John Adams. Seriale historyczne, z którymi zdasz maturę
- Seriale historyczne, z którymi zdasz maturę
- Mad Men
- John Adams
- Downtown Abbey
- Kompania braci
- The Crown
- Dynastia Tudorów
- Rzym
- Karol II – Władza i namiętność
- Wolf Hall
John Adams

- Co to: bostońska herbatka w sam raz do herbatki
- Gdzie obejrzeć: HBO GO
- Rok produkcji: 2008
WIARYGODNOŚĆ HISTORYCZNA
Serial dosyć wiernie trzyma się realiów amerykańskiej wojny niepodległościowej, mocno oddając nastroje rewolucyjne panujące w brytyjskich koloniach. Druga połowa osiemnastego wieku była czasem kluczowych dla historii Stanów Zjednoczonych przewrotów z bostońskimi: masakrą i „herbatką” na czele. Dzieło dosyć wyraźnie trzyma się tych ram i poprawnie zarysowuje całe tło przyczynowo-skutkowe. Nie obywa się jednak bez błędów, szczególnie w prezentacji tytułowego bohatera, Johna Adamsa. Jego polityczne zagrywki i osobiste relacje często stają się ofiarą telewizyjnej dramatyzacji, a część ważnych dat nie pokrywa się z rzeczywistą osią czasu. Podejdźcie więc do seansu z odpowiednią czujnością.

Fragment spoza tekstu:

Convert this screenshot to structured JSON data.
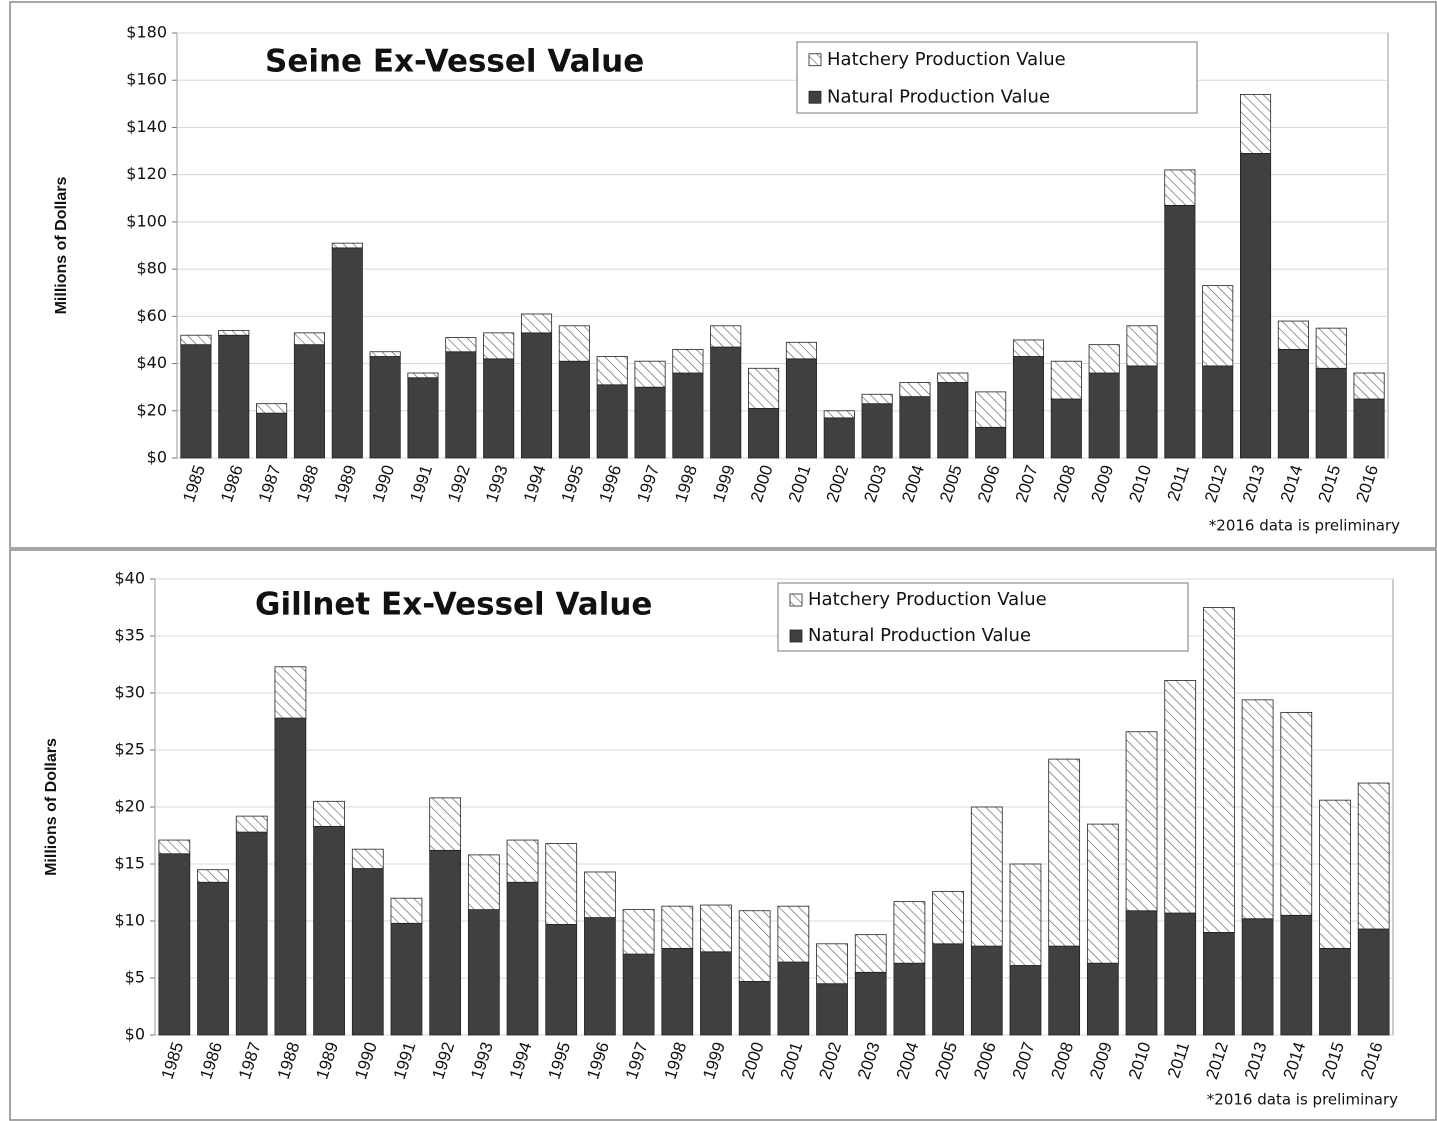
{
  "chart_data": [
    {
      "type": "stacked-bar",
      "title": "Seine Ex-Vessel Value",
      "y_label": "Millions of Dollars",
      "note": "*2016 data is preliminary",
      "categories": [
        "1985",
        "1986",
        "1987",
        "1988",
        "1989",
        "1990",
        "1991",
        "1992",
        "1993",
        "1994",
        "1995",
        "1996",
        "1997",
        "1998",
        "1999",
        "2000",
        "2001",
        "2002",
        "2003",
        "2004",
        "2005",
        "2006",
        "2007",
        "2008",
        "2009",
        "2010",
        "2011",
        "2012",
        "2013",
        "2014",
        "2015",
        "2016"
      ],
      "series": [
        {
          "name": "Natural Production Value",
          "color": "#404040",
          "values": [
            48,
            52,
            19,
            48,
            89,
            43,
            34,
            45,
            42,
            53,
            41,
            31,
            30,
            36,
            47,
            21,
            42,
            17,
            23,
            26,
            32,
            13,
            43,
            25,
            36,
            39,
            107,
            39,
            129,
            46,
            38,
            25
          ]
        },
        {
          "name": "Hatchery Production Value",
          "color": "#555555",
          "pattern": "diagonal-hatch",
          "values": [
            4,
            2,
            4,
            5,
            2,
            2,
            2,
            6,
            11,
            8,
            15,
            12,
            11,
            10,
            9,
            17,
            7,
            3,
            4,
            6,
            4,
            15,
            7,
            16,
            12,
            17,
            15,
            34,
            25,
            12,
            17,
            11
          ]
        }
      ],
      "legend_order": [
        1,
        0
      ],
      "ylim": [
        0,
        180
      ],
      "yticks": [
        {
          "value": 0,
          "label": "$0"
        },
        {
          "value": 20,
          "label": "$20"
        },
        {
          "value": 40,
          "label": "$40"
        },
        {
          "value": 60,
          "label": "$60"
        },
        {
          "value": 80,
          "label": "$80"
        },
        {
          "value": 100,
          "label": "$100"
        },
        {
          "value": 120,
          "label": "$120"
        },
        {
          "value": 140,
          "label": "$140"
        },
        {
          "value": 160,
          "label": "$160"
        },
        {
          "value": 180,
          "label": "$180"
        }
      ],
      "grid": true
    },
    {
      "type": "stacked-bar",
      "title": "Gillnet Ex-Vessel Value",
      "y_label": "Millions of Dollars",
      "note": "*2016 data is preliminary",
      "categories": [
        "1985",
        "1986",
        "1987",
        "1988",
        "1989",
        "1990",
        "1991",
        "1992",
        "1993",
        "1994",
        "1995",
        "1996",
        "1997",
        "1998",
        "1999",
        "2000",
        "2001",
        "2002",
        "2003",
        "2004",
        "2005",
        "2006",
        "2007",
        "2008",
        "2009",
        "2010",
        "2011",
        "2012",
        "2013",
        "2014",
        "2015",
        "2016"
      ],
      "series": [
        {
          "name": "Natural Production Value",
          "color": "#404040",
          "values": [
            15.9,
            13.4,
            17.8,
            27.8,
            18.3,
            14.6,
            9.8,
            16.2,
            11.0,
            13.4,
            9.7,
            10.3,
            7.1,
            7.6,
            7.3,
            4.7,
            6.4,
            4.5,
            5.5,
            6.3,
            8.0,
            7.8,
            6.1,
            7.8,
            6.3,
            10.9,
            10.7,
            9.0,
            10.2,
            10.5,
            7.6,
            9.3
          ]
        },
        {
          "name": "Hatchery Production Value",
          "color": "#555555",
          "pattern": "diagonal-hatch",
          "values": [
            1.2,
            1.1,
            1.4,
            4.5,
            2.2,
            1.7,
            2.2,
            4.6,
            4.8,
            3.7,
            7.1,
            4.0,
            3.9,
            3.7,
            4.1,
            6.2,
            4.9,
            3.5,
            3.3,
            5.4,
            4.6,
            12.2,
            8.9,
            16.4,
            12.2,
            15.7,
            20.4,
            28.5,
            19.2,
            17.8,
            13.0,
            12.8
          ]
        }
      ],
      "legend_order": [
        1,
        0
      ],
      "ylim": [
        0,
        40
      ],
      "yticks": [
        {
          "value": 0,
          "label": "$0"
        },
        {
          "value": 5,
          "label": "$5"
        },
        {
          "value": 10,
          "label": "$10"
        },
        {
          "value": 15,
          "label": "$15"
        },
        {
          "value": 20,
          "label": "$20"
        },
        {
          "value": 25,
          "label": "$25"
        },
        {
          "value": 30,
          "label": "$30"
        },
        {
          "value": 35,
          "label": "$35"
        },
        {
          "value": 40,
          "label": "$40"
        }
      ],
      "grid": true
    }
  ]
}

Oryginalne produkcje HBO przyzwyczaiły nas do stabilnego, wysokiego poziomu. Większość z nich to osadzone gatunkowo fikcje, choć można wyróżnić parę ekscesów z przeszłości, których trzon opierał się na historii i faktach. Premiery takich dzieł miały miejsce zwykle lata temu, jeszcze przed przejściem stacji na formułę VOD (wideo na życzenie). John Adams jest jednym z takich dinozaurów.
Z jednej strony superprodukcja, a z drugiej – miniserial. Twórcom podarowano sporo pieniędzy – całe sto milionów dolarów – a miały one zostać spożytkowane na przestrzeni zaledwie siedmiu epizodów. I co tu dużo mówić, rozmach realizacyjny wyczuć można na każdym kroku. Otrzymanie sporego budżetu nigdy jednak nie przynosi sukcesu automatycznie, dlatego też za kamerą stanął twórca kompetentny i obiecujący. Mowa o Tomie Hooperze, który miał już na swoim koncie parę dramatów historycznych, a teraz kojarzyć go możemy z oscarowego Jak zostać królem (2010) czy z mniej oscarowych Kotów (2019). Drzwi do wielkiej kariery otworzył reżyserowi nie kto inny, jak John Adams.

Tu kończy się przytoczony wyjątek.